Eve Babitz meets Roland Barthes. Composed of essays and stories commissioned by fashion, art, and culture magazines, Sleeveless is an on the ground report from New York in the 2010s. During those years, Stagg worked as an editor for V magazine and as a consultant, creating copy for fashion brands. In Sleeveless, she exposes the mechanics of personal identity and its monetization that propelled her from a mall job in Tucson to international travel and internet fame.
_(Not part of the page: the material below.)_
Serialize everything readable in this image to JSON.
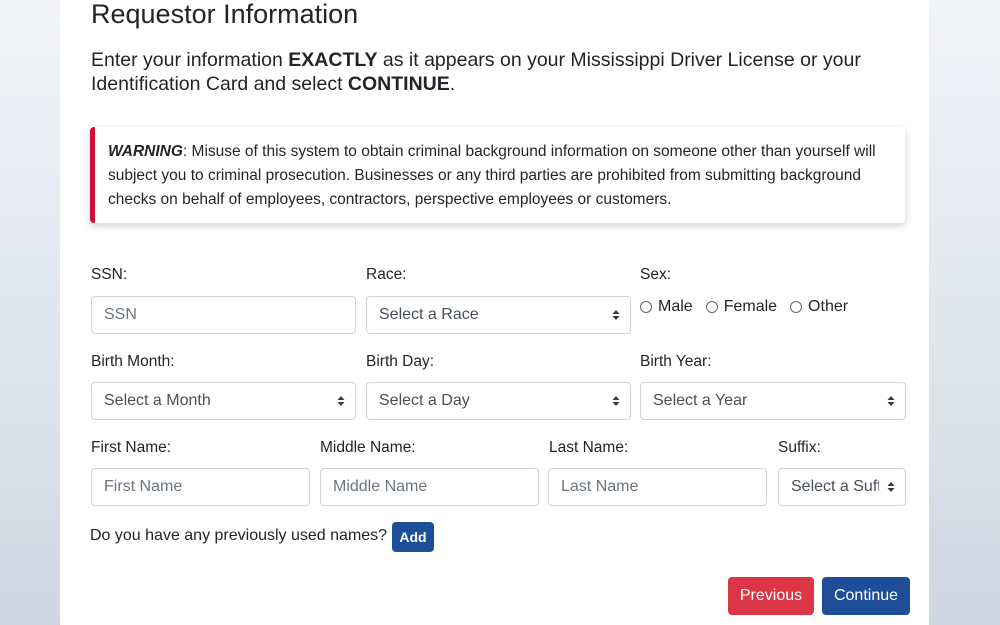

... works best as a vehicle that explores the fashion world, and New York media more broadly, pre- and post-2016 ... Stagg’s writing inhabits a space of contradictions. But the resulting work is incisive — only someone lucky enough to live in the center of a Venn diagram consisting of such multitudes could connect, say, Russian collusion in the 2016 election to the popularity of communist-red boots on the runway the next season. And Sleeveless is chock full of these sharp associations ... The release of this collection is timely, then, as if this book was made specifically for 2019, a time where beyond self-image nothing matters — yet everything is dialed up, put on full-volume, to be broadcast to the masses regardless ... It is refreshing to read complex observations of overwhelming doubt and confusion, rather than have to fake feeling heard by the sometimes-inflexible and sometimes-staunch opinions over-published everywhere else ... Despite the tough subject and prickly opinions, Stagg provides room for the preposterous, for small pockets of chuckles, if not outright laughter. The humor in the essays lies in Stagg’s deadpan delivery and clear cynicism, and also in these moments of surprising absurdity. It is all incredibly relatable, too. But underneath the absurdity is a sense of alarm, and panic ... it’s clear Stagg is honest. And it’s writing like hers that we need nowadays, not something that beats around the bush, but something that takes a good hard look at the ugliness of the twenty-tens ... There are a few weak(er) pieces in Sleeveless, though Stagg is a sharp critic so these moments are still worthy of your time. For a collection, however, I wish Sleeveless would have been a slightly slimmer volume with only Stagg’s strongest pieces ... it is Stagg’s cynical and honest observations, and her distinctive and advantageous viewpoint (how many other texts do you know that confront the Trump era do it through a — mostly — fashion lens?) that make Sleeveless so unlike anything else out there.
In Sleeveless, Stagg picks up where she left off in Surveys, this time pushing her observations through a kaleidoscope of cultural lenses. Stagg’s various positions in the multifaceted world of contemporary media—as an editor at a fashion magazine, an advertising copywriter, and a branding consultant—have granted her an intimacy with those spheres’ vernaculars, and Sleeveless makes good use of this. This is cultural criticism, but straight from the horse’s mouth ... The essays 'Right Place' and 'Right Time' are particularly devastating and make quick work of any illusions we might harbor about the transparency of our idols. They also challenge the consumer’s ability to differentiate the real from the false, or even care which is which ... In the strongest narrative pieces...Stagg’s prose is sparsely decorated but not devoid of its own kind of poetry and rhythm. The hyper-personal tone of these pieces, more so than the analytical essays, makes for a mode of critical observation that feels closer to the subject material. Her deadpan cynicism, as well as her knack for restrained yet vivid description of settings and interactions, endears her bleak and comical impressions to us. It also proves to be a useful means of providing commentary on social controversies without sounding either dogmatic or contentious ... Stagg writes from inside an insular microcosm, but it’s one that is increasingly representative of society at large. We’re so enmeshed in these processes that we feel we have no alternative but to accept them. Stagg’s dissection of these phenomena, however, reveals our complicity in a way that implies we might have more of a choice than we think. Neuromancer served, in some ways, as a cautionary tale; Sleeveless has the same capacity for revelation.
....Natasha Stagg approaches her life in New York from 2011 to 2019 as if she is not living in it. Her voice is a dry, all-seeing third eye, volleying from a helicopter view of the city to a street-level perspective. Sleeveless, a series of essays, some previously published and some new, is an anti-fantasy of New York, and the antithesis of what is usually projected in films, books, and movies. There is no grime and there is no glamour ... Stagg, a former magazine editor who has since ventured into the world of freelance and moonlights as a copywriter for Balenciaga, uses laser precision when speaking about the world of fashion ... Sure, many of these subjects aren’t explicitly New York–related—instead, they’ve all come into Stagg’s life while she worked and lived in the city. But when New York itself does directly appear, Stagg approaches it honestly.